Brexit: NGO coalition calls on Barnier to stress need for cross-border environmental solution
April 27th, 2018
An environmental coalition has called on Michel Barnier to stress the need for a solution to the border issue post-Brexit that maintains full alignment of environmental rules on the island of Ireland.
The EU’s top Brexit negotiator will be in Ireland on Monday to give a keynote address at the fourth plenary meeting of the All-Island Civic Dialogue on Brexit.
In a letter sent to Mr Barnier this week, the Environmental Pillar states that it welcomes Mr Barnier’s speech at the Green 10 event in the European Parliament earlier this month.
At the event, the former French Environment Minister said that the post-Brexit relationship between the UK and the EU must include “precise provisions on a level playing field” in environmental matters.
The letter thanks Mr Barnier for his “clear commitment” to ensuring high levels of environmental protection in the future EU-UK relationship, and calls on him to “commit to the same” when it comes to the island of Ireland.
The draft Protocol on Ireland/Northern Ireland “fails to guarantee” full alignment with all relevant environmental rules in relation to North-South cooperation, the letter states.

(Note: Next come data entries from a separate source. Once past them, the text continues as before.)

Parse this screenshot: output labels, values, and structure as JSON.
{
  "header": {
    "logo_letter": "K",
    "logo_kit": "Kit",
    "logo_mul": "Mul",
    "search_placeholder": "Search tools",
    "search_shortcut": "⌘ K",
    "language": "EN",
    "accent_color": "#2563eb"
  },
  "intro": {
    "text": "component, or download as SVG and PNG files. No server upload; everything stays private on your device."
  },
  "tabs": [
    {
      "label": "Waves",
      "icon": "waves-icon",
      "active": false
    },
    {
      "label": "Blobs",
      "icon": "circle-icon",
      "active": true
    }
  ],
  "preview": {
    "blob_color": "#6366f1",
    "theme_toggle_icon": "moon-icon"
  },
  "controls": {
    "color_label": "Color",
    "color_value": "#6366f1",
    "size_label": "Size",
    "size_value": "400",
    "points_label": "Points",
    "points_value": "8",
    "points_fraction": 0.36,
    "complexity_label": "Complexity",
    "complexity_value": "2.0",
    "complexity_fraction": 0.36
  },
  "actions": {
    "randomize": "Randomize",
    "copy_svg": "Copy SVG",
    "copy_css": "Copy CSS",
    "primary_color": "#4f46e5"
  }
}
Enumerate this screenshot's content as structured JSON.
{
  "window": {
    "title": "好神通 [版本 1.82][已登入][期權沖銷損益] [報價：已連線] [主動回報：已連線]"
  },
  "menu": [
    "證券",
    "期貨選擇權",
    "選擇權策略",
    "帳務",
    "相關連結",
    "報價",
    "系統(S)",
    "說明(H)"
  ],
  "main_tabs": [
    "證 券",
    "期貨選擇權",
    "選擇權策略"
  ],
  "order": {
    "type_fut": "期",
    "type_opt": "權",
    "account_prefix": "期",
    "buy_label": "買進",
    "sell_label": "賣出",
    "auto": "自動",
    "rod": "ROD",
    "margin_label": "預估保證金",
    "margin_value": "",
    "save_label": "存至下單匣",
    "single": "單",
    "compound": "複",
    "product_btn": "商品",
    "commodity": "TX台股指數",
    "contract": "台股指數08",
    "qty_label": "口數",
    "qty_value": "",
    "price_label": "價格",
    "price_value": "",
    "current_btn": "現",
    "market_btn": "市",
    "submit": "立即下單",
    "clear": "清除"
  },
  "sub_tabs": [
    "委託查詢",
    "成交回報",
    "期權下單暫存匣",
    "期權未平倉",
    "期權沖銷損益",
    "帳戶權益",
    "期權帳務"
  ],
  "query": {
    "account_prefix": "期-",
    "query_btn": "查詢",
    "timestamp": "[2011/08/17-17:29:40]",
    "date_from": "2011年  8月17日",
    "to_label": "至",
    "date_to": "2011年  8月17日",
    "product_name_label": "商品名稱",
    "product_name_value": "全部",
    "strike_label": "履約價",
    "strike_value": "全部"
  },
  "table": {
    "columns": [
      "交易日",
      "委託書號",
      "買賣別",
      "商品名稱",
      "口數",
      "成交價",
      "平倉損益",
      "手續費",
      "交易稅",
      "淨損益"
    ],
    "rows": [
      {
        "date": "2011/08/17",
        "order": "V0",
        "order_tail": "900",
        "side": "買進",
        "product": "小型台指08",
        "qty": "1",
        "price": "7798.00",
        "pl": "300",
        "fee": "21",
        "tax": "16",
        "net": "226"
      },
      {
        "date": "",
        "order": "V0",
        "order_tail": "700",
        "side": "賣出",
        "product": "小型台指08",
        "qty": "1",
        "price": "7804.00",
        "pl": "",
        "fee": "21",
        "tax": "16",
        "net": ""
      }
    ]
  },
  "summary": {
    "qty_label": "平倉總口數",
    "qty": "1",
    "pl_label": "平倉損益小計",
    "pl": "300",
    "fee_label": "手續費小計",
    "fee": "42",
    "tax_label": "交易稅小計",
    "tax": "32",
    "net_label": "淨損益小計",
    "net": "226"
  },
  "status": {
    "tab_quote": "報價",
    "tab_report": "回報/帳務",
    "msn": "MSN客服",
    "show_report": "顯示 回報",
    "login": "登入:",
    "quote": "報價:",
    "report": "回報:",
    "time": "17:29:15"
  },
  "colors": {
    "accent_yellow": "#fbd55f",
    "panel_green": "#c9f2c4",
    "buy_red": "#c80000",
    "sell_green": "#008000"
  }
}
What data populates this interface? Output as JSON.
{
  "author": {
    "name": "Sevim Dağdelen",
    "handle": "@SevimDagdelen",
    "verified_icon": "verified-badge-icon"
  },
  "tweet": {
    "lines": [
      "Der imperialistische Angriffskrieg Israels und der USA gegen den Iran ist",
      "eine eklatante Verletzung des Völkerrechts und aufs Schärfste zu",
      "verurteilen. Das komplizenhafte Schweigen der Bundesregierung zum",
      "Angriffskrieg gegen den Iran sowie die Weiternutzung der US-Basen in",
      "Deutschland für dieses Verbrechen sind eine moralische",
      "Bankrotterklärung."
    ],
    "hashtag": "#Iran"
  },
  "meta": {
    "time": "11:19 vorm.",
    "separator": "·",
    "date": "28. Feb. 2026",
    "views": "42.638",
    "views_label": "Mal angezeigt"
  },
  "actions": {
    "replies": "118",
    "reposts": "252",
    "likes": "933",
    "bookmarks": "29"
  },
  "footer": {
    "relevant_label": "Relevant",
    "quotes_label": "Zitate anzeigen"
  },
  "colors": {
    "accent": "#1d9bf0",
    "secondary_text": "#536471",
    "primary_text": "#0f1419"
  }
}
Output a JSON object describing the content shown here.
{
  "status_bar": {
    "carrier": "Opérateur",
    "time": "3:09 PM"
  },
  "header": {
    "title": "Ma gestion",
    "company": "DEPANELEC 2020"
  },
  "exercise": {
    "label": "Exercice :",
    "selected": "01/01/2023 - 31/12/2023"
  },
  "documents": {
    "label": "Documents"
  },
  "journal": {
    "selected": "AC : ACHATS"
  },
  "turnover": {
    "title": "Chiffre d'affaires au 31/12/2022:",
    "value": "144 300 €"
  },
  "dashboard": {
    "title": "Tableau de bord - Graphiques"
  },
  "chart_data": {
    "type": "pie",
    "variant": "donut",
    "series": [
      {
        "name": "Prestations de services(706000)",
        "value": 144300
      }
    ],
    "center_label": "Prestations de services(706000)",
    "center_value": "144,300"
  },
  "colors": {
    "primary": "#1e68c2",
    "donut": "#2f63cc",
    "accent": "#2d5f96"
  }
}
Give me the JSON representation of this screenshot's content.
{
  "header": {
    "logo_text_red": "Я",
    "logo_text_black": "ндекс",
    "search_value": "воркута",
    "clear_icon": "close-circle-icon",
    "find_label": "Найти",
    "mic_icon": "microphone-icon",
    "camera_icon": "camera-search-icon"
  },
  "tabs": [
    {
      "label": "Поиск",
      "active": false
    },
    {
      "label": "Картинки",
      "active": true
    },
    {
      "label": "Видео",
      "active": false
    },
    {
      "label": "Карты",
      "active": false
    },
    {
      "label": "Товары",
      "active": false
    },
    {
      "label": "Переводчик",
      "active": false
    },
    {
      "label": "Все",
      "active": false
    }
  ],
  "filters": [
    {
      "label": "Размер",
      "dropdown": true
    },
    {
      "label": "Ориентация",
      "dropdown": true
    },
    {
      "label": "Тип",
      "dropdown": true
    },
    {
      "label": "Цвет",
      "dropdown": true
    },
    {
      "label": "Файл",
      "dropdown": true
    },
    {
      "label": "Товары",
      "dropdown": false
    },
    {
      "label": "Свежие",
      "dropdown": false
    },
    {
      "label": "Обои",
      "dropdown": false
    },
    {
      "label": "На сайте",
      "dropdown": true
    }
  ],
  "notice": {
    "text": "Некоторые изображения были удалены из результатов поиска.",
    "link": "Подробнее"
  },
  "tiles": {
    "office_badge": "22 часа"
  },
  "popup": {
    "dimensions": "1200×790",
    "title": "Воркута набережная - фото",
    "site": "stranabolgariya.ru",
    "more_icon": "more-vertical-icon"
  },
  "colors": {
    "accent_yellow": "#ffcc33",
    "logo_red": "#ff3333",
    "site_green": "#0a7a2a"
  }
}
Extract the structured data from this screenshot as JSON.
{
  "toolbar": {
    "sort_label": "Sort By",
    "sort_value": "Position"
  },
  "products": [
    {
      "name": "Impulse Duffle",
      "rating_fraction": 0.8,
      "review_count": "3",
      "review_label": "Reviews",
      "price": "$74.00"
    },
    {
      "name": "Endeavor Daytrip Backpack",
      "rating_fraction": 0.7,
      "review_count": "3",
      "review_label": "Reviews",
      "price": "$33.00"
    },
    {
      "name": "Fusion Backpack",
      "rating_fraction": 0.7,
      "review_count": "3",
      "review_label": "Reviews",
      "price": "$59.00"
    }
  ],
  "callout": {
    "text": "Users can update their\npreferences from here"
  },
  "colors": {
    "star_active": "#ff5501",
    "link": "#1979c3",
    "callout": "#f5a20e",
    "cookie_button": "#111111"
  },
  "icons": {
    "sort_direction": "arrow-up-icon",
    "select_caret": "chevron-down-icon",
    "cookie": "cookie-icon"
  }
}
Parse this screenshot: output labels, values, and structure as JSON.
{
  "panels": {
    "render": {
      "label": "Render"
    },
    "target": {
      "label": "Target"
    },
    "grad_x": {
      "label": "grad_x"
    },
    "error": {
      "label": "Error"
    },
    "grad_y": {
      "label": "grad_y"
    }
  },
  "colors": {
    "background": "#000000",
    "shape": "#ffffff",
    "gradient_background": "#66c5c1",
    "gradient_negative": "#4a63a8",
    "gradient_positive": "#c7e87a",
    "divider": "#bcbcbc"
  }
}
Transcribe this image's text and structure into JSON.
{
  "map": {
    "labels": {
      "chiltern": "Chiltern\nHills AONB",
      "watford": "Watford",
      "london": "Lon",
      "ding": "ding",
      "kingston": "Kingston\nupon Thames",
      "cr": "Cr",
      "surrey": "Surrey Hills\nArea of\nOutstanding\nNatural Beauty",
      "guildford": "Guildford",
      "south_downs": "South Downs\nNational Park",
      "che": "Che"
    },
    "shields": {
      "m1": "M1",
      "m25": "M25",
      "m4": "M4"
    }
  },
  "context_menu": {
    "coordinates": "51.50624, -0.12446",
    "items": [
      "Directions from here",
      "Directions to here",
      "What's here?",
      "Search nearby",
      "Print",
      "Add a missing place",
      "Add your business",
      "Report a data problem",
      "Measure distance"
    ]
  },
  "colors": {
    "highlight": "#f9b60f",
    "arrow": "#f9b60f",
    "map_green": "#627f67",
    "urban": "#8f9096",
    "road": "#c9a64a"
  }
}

This is particularly worrying, the Pillar warns, as the UK’s withdrawal from the EU poses a “set of significant and unique challenges for the environment on the island of Ireland”.
Not only does this risk undermining environmental protection across the island of Ireland, it also risks setting a dangerous precedent for the wider EU-UK future relationship, the letter reads.
There are currently over 650 pieces of EU legislation in place that act as the principal drivers of environmental protection in both the Republic of Ireland and Northern Ireland.
The European Commission and the Court of Justice of the European Union currently play a crucial role in overseeing and enforcing compliance with these standards and securing access to justice for citizens and civil society organisations.
According to the Pillar, these governance structures play a “central role” in supporting environmental cooperation, driving environmental improvements, and providing the “level playing field” necessary to support “frictionless North-South trade on a sustainable basis”.